As a quick fix, I was thinking, a quick way of indexing the protected area is to let the system allow htDig to circumvent openACS's password screen.
Perhaps, by looking at the http header and confirming that the search is being done from the same box (i.e. htDig is running on the same computer).
htDig will still create the index, but when site users attempt to go to the protected pages from the search results, they are then required to login.
It's quick and dirty, but you'll have to admit, quite an easy way to index a site.
My question now is:
Where should I look in the source code to enable this functionality?
To help secure your hack, you might consider loading up another nssock instance within AOLserver that only accepts requests on a certain port of localhost, and not your public IP address. Then point htDig at that address and that port. Since the address is the localhost, the public and the h4x0r should not be able to gain access to your system. htDig's rewrite rules should fix the urls back to publically addressable urls.
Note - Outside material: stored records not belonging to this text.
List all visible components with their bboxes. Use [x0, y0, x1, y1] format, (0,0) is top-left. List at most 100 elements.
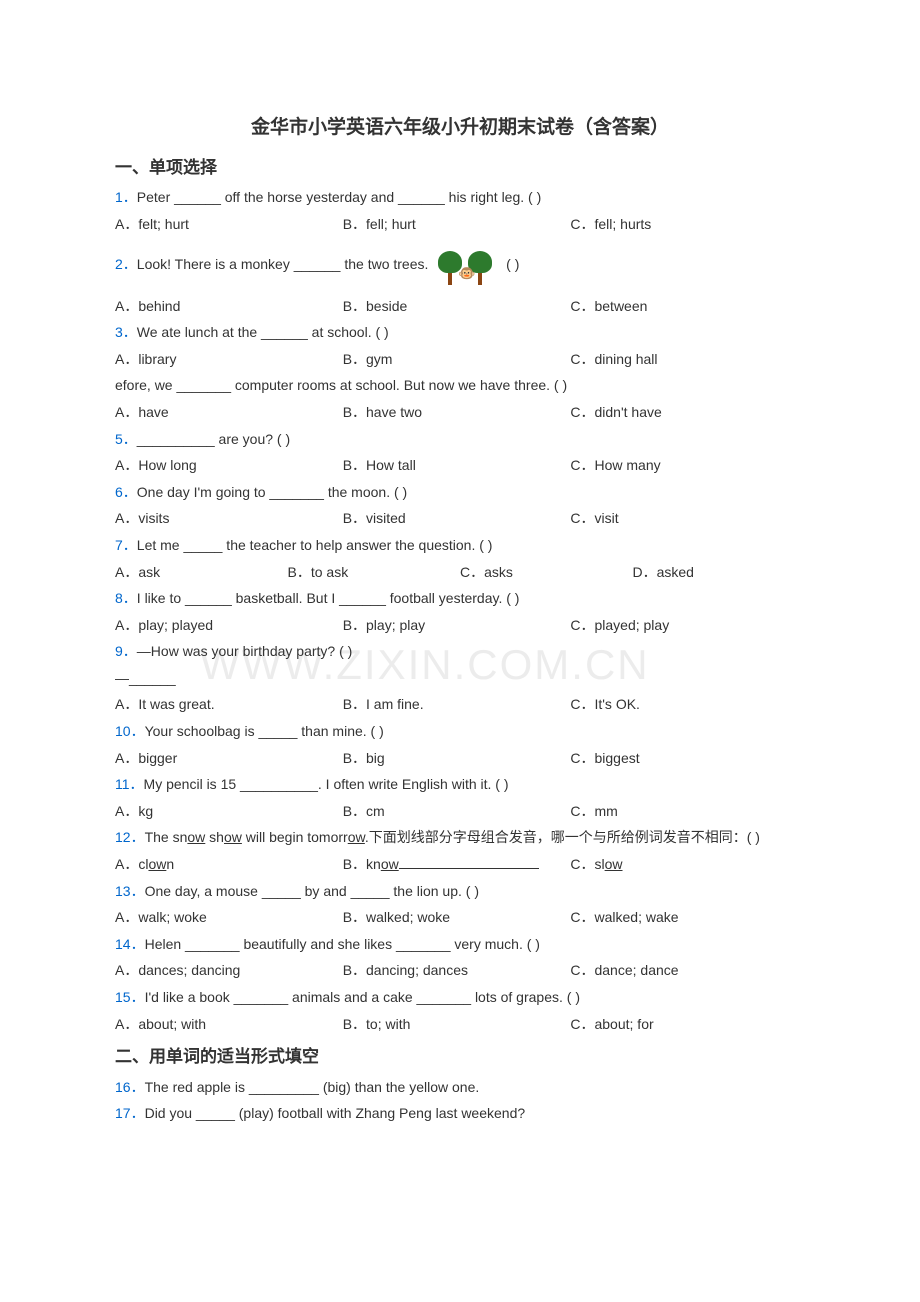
- question-number: 8．: [115, 590, 137, 606]
- option-c: C．dance; dance: [570, 957, 798, 984]
- option-b: B．I am fine.: [343, 691, 571, 718]
- option-b: B．big: [343, 745, 571, 772]
- question-11: 11．My pencil is 15 __________. I often w…: [115, 771, 805, 798]
- question-text: We ate lunch at the ______ at school. ( …: [137, 324, 389, 340]
- question-number: 1．: [115, 189, 137, 205]
- question-14: 14．Helen _______ beautifully and she lik…: [115, 931, 805, 958]
- option-a: A．walk; woke: [115, 904, 343, 931]
- option-b: B．to; with: [343, 1011, 571, 1038]
- options-12: A．clown B．know C．slow: [115, 851, 805, 878]
- options-13: A．walk; woke B．walked; woke C．walked; wa…: [115, 904, 805, 931]
- option-b: B．play; play: [343, 612, 571, 639]
- question-5: 5．__________ are you? ( ): [115, 426, 805, 453]
- question-6: 6．One day I'm going to _______ the moon.…: [115, 479, 805, 506]
- section-2-header: 二、用单词的适当形式填空: [115, 1041, 805, 1073]
- section-1-header: 一、单项选择: [115, 152, 805, 184]
- question-text: efore, we _______ computer rooms at scho…: [115, 377, 567, 393]
- option-a: A．bigger: [115, 745, 343, 772]
- option-c: C．between: [570, 293, 798, 320]
- question-2: 2．Look! There is a monkey ______ the two…: [115, 238, 805, 293]
- option-c: C．visit: [570, 505, 798, 532]
- question-number: 17．: [115, 1105, 145, 1121]
- options-14: A．dances; dancing B．dancing; dances C．da…: [115, 957, 805, 984]
- question-4: efore, we _______ computer rooms at scho…: [115, 372, 805, 399]
- question-text-post: .下面划线部分字母组合发音，哪一个与所给例词发音不相同：( ): [365, 829, 760, 845]
- option-a: A．about; with: [115, 1011, 343, 1038]
- option-a: A．visits: [115, 505, 343, 532]
- options-6: A．visits B．visited C．visit: [115, 505, 805, 532]
- option-b: B．walked; woke: [343, 904, 571, 931]
- question-text-mid1: sh: [205, 829, 224, 845]
- question-number: 15．: [115, 989, 145, 1005]
- monkey-trees-image: 🐵: [432, 238, 502, 293]
- option-b: B．How tall: [343, 452, 571, 479]
- option-b: B．dancing; dances: [343, 957, 571, 984]
- question-number: 2．: [115, 256, 137, 272]
- question-paren: ( ): [506, 256, 519, 272]
- question-13: 13．One day, a mouse _____ by and _____ t…: [115, 878, 805, 905]
- option-c: C．about; for: [570, 1011, 798, 1038]
- question-text-mid2: will begin tomorr: [242, 829, 348, 845]
- question-number: 3．: [115, 324, 137, 340]
- question-number: 12．: [115, 829, 145, 845]
- question-text: One day, a mouse _____ by and _____ the …: [145, 883, 479, 899]
- question-10: 10．Your schoolbag is _____ than mine. ( …: [115, 718, 805, 745]
- question-3: 3．We ate lunch at the ______ at school. …: [115, 319, 805, 346]
- question-text: Did you _____ (play) football with Zhang…: [145, 1105, 526, 1121]
- option-c: C．fell; hurts: [570, 211, 798, 238]
- option-c: C．dining hall: [570, 346, 798, 373]
- options-2: A．behind B．beside C．between: [115, 293, 805, 320]
- options-5: A．How long B．How tall C．How many: [115, 452, 805, 479]
- option-c: C．It's OK.: [570, 691, 798, 718]
- question-text: Look! There is a monkey ______ the two t…: [137, 256, 429, 272]
- underline-3: ow: [348, 829, 365, 845]
- option-d: D．asked: [633, 559, 806, 586]
- question-number: 7．: [115, 537, 137, 553]
- option-c: C．biggest: [570, 745, 798, 772]
- question-number: 13．: [115, 883, 145, 899]
- option-b: B．know: [343, 851, 571, 878]
- options-8: A．play; played B．play; play C．played; pl…: [115, 612, 805, 639]
- option-a: A．ask: [115, 559, 288, 586]
- option-a: A．have: [115, 399, 343, 426]
- question-7: 7．Let me _____ the teacher to help answe…: [115, 532, 805, 559]
- question-8: 8．I like to ______ basketball. But I ___…: [115, 585, 805, 612]
- option-c: C．asks: [460, 559, 633, 586]
- question-text: My pencil is 15 __________. I often writ…: [144, 776, 509, 792]
- option-a: A．behind: [115, 293, 343, 320]
- option-b: B．cm: [343, 798, 571, 825]
- underline-2: ow: [224, 829, 242, 845]
- question-text: —______: [115, 670, 176, 686]
- question-number: 5．: [115, 431, 137, 447]
- options-7: A．ask B．to ask C．asks D．asked: [115, 559, 805, 586]
- option-a: A．library: [115, 346, 343, 373]
- question-9: 9．—How was your birthday party? ( ): [115, 638, 805, 665]
- question-text: Let me _____ the teacher to help answer …: [137, 537, 493, 553]
- question-text: One day I'm going to _______ the moon. (…: [137, 484, 407, 500]
- option-c: C．mm: [570, 798, 798, 825]
- option-c: C．slow: [570, 851, 798, 878]
- question-text: Peter ______ off the horse yesterday and…: [137, 189, 541, 205]
- option-c: C．How many: [570, 452, 798, 479]
- options-10: A．bigger B．big C．biggest: [115, 745, 805, 772]
- options-9: A．It was great. B．I am fine. C．It's OK.: [115, 691, 805, 718]
- question-number: 11．: [115, 776, 144, 792]
- option-a: A．dances; dancing: [115, 957, 343, 984]
- question-number: 9．: [115, 643, 137, 659]
- option-a: A．clown: [115, 851, 343, 878]
- question-text: I like to ______ basketball. But I _____…: [137, 590, 520, 606]
- question-number: 14．: [115, 936, 145, 952]
- option-b: B．beside: [343, 293, 571, 320]
- options-3: A．library B．gym C．dining hall: [115, 346, 805, 373]
- option-b: B．fell; hurt: [343, 211, 571, 238]
- question-text: Helen _______ beautifully and she likes …: [145, 936, 540, 952]
- question-text: I'd like a book _______ animals and a ca…: [145, 989, 580, 1005]
- question-text: The red apple is _________ (big) than th…: [145, 1079, 480, 1095]
- question-number: 16．: [115, 1079, 145, 1095]
- options-4: A．have B．have two C．didn't have: [115, 399, 805, 426]
- question-text: __________ are you? ( ): [137, 431, 290, 447]
- option-a: A．kg: [115, 798, 343, 825]
- option-c: C．played; play: [570, 612, 798, 639]
- option-a: A．How long: [115, 452, 343, 479]
- option-b: B．have two: [343, 399, 571, 426]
Your strategy should work, but may have small problems: since htDig won't maintain cookie state everytime anything wants the user id it will have to go through a code patch that encounters your "fix".
Another strategy would be to create a tcl based proxy. Modify httpget to login and obtain/maintain the cookie login information by adding the appropriate cookie headers to each request. Point htdig towards your proxy, and have your proxy httpget the actual pages and return them to htdig. Again use htDig's rewrite rules to fix up the returned urls. Once again you can secure this by having your proxy check to ensure the connection is being made on the localhost.
Robot-detection for Postgresql in OpenACS 4 is not ported yet according to the status document.
It's pretty easy to forge the user agent, so I guess it depends on the nature of the content that is being protected and indexed. Joel wants it indexed, so I guess it's not that confidential and he just wants users to register to see it. But it is protected, so maybe not.